Court orders are flagrantly ignored. Senior army officers, especially the Chief of Defence Forces, utter statements that patently offend both the letter and spirit of the law with no consequences, not even a whimper of a reprimand.

While we had a series of progressive decisions from the Bench during the late 1990s through the 2000s that pushed the frontiers of freedom and democracy in Uganda, we now have a judicial branch that is fully under capture. It is a capture powered by force and finance, the two core sources of Museveni’s rule.

There are circumstances under which litigation and judicial activism can help push a country in the right direction. We previously had a bit of that. Not Uganda of today. What we have now is a political system underpinned by militarism and crass pursuit of power, to which the Judiciary is subordinate.

The rule of law is followed only where it’s convenient and where the interests of the rulers are not threatened. We are not a law-governed country. The holders of state power, and their acolytes do not abide by basic laws and court decisions. 

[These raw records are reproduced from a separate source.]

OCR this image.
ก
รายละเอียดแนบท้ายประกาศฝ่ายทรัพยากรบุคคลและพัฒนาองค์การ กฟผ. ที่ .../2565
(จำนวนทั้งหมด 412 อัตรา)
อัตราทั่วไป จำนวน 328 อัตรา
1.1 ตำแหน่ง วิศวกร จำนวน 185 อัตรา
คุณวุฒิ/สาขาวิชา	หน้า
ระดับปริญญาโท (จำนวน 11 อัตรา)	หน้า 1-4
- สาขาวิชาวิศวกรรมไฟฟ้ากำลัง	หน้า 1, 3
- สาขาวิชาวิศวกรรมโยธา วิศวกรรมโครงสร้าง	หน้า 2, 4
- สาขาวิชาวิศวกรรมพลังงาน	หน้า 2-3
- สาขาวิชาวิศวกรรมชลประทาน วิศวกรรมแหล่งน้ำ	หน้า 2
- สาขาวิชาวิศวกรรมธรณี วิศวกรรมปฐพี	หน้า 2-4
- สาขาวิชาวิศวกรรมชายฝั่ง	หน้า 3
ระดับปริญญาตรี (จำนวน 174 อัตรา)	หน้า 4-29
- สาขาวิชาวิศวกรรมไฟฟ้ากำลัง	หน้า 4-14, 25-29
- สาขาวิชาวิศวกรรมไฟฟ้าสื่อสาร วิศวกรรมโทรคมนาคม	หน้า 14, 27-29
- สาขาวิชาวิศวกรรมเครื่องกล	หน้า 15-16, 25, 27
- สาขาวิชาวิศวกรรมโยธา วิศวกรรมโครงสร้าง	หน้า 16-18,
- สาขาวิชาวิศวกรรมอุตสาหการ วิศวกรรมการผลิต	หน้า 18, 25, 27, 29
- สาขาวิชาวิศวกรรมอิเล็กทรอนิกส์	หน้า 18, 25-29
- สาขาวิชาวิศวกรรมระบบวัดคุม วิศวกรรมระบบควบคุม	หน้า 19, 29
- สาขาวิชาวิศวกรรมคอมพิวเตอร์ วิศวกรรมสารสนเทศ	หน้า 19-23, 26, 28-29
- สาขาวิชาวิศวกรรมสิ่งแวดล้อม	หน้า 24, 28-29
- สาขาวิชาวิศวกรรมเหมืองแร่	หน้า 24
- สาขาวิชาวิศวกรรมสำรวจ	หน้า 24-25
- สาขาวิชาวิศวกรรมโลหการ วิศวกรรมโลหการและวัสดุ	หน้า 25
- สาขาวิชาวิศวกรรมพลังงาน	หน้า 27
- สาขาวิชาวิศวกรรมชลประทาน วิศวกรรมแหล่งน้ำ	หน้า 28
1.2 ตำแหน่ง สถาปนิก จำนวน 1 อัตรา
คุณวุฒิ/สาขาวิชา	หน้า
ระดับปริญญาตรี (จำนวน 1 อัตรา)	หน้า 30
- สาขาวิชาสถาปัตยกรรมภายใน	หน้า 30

Absolutely nothing happens to them when they, for example, flatly ignore a ruling of the Supreme Court! In the current circumstances, a head of the Bar association hyped as ostensibly on a revolutionary mission to overhaul the ULS is most likely overpromising and will probably under deliver.

Until there is a turnaround in Uganda’s political trajectory, a shift from militarism and the impunity of the gun to a civil political landscape of constructive discourse and dialogue by all political actors, the Law Society will make the loudest noise ever and lawyers will make eloquent submissions in courts, but the rulers will rule as they please.